For the most recent part of the record (0–5 ka), the BIT index increases, while F${}_{\mathrm{C}\mathrm{32}\mathrm{1},\mathrm{15}}$ slightly decreases. The $\mathit{\delta }$D${}_{\text{leaf waxes}}$ (Fig. 4d) shows it was period of mild aridity which likely led to a decreased riverine runoff and thus decreased river input. The reason the BIT index is increasing rather than decreasing is due to an increase in brGDGT concentrations (Fig. 3b), despite evidence for a decrease in river runoff. This can possibly be linked to the amount of vegetation in the Nile catchment; i.e., at that time there was a decrease in vegetation cover (Blanchet et al., 2014; Castañeda et al., 2016), which led to more soil erosion and thus potentially a higher brGDGT concentration in rivers and a higher BIT index. This hypothesis is supported by the log(Ca $/$ Ti) (Fig. 4c), which decreases at this time, suggesting that soil runoff was increasing.

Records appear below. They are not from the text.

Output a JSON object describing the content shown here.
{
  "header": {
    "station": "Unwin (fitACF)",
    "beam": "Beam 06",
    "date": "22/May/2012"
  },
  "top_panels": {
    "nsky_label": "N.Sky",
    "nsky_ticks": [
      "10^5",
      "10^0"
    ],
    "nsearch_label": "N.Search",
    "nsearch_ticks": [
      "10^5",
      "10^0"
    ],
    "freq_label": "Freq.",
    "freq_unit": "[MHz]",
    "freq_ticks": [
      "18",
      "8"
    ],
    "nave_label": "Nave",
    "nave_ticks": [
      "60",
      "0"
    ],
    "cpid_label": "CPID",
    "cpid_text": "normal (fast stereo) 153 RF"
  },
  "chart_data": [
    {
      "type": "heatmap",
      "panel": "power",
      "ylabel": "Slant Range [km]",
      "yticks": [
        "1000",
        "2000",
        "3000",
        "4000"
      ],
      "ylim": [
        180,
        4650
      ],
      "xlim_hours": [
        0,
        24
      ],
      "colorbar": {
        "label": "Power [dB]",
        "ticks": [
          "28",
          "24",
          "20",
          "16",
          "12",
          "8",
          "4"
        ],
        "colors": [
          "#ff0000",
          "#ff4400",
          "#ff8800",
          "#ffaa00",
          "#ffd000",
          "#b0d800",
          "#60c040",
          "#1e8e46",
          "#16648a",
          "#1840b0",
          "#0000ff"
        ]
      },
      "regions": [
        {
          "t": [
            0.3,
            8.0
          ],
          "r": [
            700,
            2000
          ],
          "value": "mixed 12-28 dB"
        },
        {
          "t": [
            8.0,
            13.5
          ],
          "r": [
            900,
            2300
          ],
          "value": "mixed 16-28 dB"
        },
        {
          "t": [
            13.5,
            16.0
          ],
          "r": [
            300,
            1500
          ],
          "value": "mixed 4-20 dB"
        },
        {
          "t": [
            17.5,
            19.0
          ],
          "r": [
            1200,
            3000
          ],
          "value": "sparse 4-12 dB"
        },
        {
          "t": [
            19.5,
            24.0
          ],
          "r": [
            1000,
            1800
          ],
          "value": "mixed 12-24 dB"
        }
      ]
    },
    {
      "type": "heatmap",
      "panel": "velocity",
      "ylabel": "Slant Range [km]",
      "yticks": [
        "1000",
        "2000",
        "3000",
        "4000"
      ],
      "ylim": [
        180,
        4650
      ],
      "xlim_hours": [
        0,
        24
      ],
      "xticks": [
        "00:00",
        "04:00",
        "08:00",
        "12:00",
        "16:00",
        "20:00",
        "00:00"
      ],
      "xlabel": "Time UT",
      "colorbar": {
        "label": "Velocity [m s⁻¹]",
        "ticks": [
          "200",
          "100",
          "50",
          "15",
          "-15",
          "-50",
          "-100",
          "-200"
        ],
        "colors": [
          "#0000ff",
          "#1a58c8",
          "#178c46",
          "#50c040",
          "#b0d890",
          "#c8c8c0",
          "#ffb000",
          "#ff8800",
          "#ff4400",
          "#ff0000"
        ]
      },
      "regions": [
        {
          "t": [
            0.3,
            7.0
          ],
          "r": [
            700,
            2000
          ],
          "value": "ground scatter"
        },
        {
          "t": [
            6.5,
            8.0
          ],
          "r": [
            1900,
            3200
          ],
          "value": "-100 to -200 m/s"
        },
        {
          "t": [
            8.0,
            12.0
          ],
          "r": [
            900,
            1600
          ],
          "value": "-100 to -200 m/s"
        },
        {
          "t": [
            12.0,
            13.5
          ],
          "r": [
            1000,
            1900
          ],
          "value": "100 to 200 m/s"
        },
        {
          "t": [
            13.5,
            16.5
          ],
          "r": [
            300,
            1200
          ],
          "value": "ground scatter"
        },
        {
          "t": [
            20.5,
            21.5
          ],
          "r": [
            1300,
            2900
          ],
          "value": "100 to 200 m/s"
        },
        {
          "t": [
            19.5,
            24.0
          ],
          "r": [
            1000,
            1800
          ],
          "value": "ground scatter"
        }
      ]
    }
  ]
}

Our results from both the Nile and Mozambique Channel cores illustrate that F${}_{\mathrm{C}\mathrm{32}\mathrm{1},\mathrm{15}}$ provides a suitable proxy for reconstructing past riverine input into coastal seas. Although some discrepancies are noted with other terrigenous proxies for both cores, F${}_{\mathrm{C}\mathrm{32}\mathrm{1},\mathrm{15}}$ generally agrees well with these proxies. However, our interpretation of the C${}_{\mathrm{32}}$ 1,15-diol record relies on the assumption that production of this diol in rivers does not change with different hydroclimate fluctuations on land, something that needs to be tested. However, De Bar et al. (2016) showed that F${}_{\mathrm{C}\mathrm{32}\mathrm{1},\mathrm{15}}$ in the Tagus River in Portugal did not significantly change over the course of a year, suggesting that this assumption might be valid. Since the C${}_{\mathrm{32}}$ 1,15-diol is mainly produced in rivers itself, it is not impacted by vegetation abundance and soil composition, in contrast to other proxies like the BIT index and lignin concentrations. This may make it a potentially more reliable proxy to trace past river input into marine environments.

Conclusions

We studied core tops and two sediment cores in the Mozambique Channel, off the Zambezi River mouth, and in the eastern Mediterranean Sea, offshore of the Nile delta, to test F${}_{\mathrm{C}\mathrm{32}\mathrm{1},\mathrm{15}}$ as a proxy for riverine input into the marine realm. The surface sediments show that the C${}_{\mathrm{32}}$ 1,15-diol traces present-day riverine input into the Mozambique Channel, supported by the BIT index. In both sediment records, F${}_{\mathrm{C}\mathrm{32}\mathrm{1},\mathrm{15}}$ is significantly correlated with the BIT index, showing the applicability of this proxy to trace riverine input, but F${}_{\mathrm{C}\mathrm{32}\mathrm{1},\mathrm{15}}$ also showed some discrepancies. This can be explained by the different sources of these proxies; i.e., the BIT index reflects soil and river-produced OM input, and the C${}_{\mathrm{32}}$ 1,15-diol mainly reflects river-produced OM input. Our multiproxy approach suggests that the timing of changes in the different terrestrial proxies' records can differ due to changes in catchment area or to shifting importance of the different source rivers.